In order to increase the production and productivity of agricultural crops in the country and improve income levels of farmers, the Indian government state governments, is implementing several crop development schemes/programmes such as National Food Security Mission (NFSM), Rashtriya Krishi Vikas Yojana (RKVY), Bringing Green Revolution to Eastern India (BGREI), National Mission on Oilseeds and Oil Palm (NMOOP), National Mission on Agriculture Extension & Technology (NMAET), National Mission for Sustainable Agriculture (NMSA), Pradhan Mantri Krishi Sinchai Yojana, Mission for Integrated Development of Horticulture (MIDH); National Mission on Agricultural Extension & Technology (NMAET); Unified National Agriculture Markets, etc.

Under these schemes/programmes, funds are provided to states for implementation of state-specific agricultural strategies including incentives to farmers for use of quality seeds, integrated nutrient management (INM), integrated pest management (IPM), farm mechanisation, etc. The states are also provided support for creation of agricultural infrastructure for optimal use of water and other natural resources.

Also, the Indian Council of Agricultural Research (ICAR) is conducting research programmes in different crops in 24 commodity/theme based research institutes.

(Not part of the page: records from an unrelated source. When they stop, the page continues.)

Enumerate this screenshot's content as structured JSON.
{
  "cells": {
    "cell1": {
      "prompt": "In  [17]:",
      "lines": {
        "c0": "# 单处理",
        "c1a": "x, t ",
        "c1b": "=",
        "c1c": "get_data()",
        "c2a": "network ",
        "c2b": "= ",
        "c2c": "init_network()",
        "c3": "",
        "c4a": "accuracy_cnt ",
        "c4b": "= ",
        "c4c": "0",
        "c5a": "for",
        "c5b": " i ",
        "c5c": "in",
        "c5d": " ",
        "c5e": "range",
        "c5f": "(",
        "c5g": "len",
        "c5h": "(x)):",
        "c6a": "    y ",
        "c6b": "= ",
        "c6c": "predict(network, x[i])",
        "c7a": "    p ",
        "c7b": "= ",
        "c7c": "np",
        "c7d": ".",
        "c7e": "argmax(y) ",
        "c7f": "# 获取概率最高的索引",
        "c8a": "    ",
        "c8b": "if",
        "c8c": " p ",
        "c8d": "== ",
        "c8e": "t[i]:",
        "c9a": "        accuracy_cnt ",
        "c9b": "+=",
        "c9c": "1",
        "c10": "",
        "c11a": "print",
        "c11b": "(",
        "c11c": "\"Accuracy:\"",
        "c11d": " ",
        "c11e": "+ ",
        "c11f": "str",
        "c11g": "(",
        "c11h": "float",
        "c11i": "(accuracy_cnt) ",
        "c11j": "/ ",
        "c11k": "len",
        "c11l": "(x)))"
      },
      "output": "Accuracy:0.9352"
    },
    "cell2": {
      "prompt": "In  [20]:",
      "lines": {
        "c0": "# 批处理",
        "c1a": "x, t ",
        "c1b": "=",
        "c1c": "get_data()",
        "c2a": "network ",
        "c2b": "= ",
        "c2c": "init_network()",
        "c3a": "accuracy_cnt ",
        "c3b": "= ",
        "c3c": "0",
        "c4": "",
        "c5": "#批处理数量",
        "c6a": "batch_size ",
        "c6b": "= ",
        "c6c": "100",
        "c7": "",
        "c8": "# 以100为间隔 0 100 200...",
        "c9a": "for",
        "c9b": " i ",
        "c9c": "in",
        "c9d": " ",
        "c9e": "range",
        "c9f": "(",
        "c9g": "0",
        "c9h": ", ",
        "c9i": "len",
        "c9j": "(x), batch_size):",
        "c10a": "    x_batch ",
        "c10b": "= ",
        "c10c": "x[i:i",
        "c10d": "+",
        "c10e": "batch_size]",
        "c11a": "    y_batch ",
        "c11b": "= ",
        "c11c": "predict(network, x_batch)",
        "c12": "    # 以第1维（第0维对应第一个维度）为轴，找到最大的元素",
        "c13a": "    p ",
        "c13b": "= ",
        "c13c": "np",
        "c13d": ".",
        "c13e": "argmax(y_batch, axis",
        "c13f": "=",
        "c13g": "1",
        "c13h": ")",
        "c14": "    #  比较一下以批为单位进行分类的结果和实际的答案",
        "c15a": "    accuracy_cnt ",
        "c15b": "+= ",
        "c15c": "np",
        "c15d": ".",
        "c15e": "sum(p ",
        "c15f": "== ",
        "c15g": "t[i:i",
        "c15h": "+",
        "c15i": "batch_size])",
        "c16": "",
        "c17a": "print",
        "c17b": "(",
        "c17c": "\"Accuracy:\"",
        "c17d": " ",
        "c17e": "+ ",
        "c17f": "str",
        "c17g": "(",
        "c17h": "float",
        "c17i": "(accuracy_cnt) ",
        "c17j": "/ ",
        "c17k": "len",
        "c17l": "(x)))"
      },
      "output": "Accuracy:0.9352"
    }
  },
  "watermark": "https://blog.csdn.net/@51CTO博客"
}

These institutes undertake basic and strategic research programmes related to crop improvement, crop production and protection technologies in different crops. The technical information so developed is used by 31 crop related All India Coordinated Research Projects (AICRPs) to develop location specific varieties and technologies for different agro-ecological needs to enhance production and productivity. Improved varieties/hybrids of major crops such as rice, wheat, maize, sorghum, pearl millet, pulses etc. have been released to ensure supply of quality seed to farmers.

These varieties and hybrids are being promoted through front line demonstrations and other promotion programmes/schemes through state agricultural universities and krishi vigyan kendras (KVKs). Besides, integrated nutrient, water and weed management strategies have been developed by crop institutes of ICAR to meet location-specific requirements to achieve higher productivity.

Increase in the productivity of crops is not the only solution to prevent farmers from committing suicide. Farmers’ welfare will improve if there is an increase in the net income from the farms along with increase in the productivity of crops. With this end in view, besides enabling higher productivity, the approach of the government is also to reduce cost of cultivation and ensure realisation of remunerative prices to farmers for their produce. The important initiatives in this direction include

  • Soil health card (SHC) scheme,
  • Promotion of neem coated urea
  • Implementation of parampragat Krishi Vikas Yojana (PKVY) and
  • Pradhan Mantri Krishi Sinchai Yojana (PMKSY), etc.

In addition, the government is also implementing a number of crop development schemes/programmes such as a new crop insurance scheme—Pradhan Mantri Fasal Bima Yojana (PMFBY) to replace National Agricultural Insurance Scheme (NAIS) and Modified NAIS (MNAIS) from Kharif 2016 season. This scheme would provide insurance cover for all stages of the crop cycle including post-harvest risks in specified instances.

Inputs from the Ministry of Agriculture & Farmers Welfare, March 2016.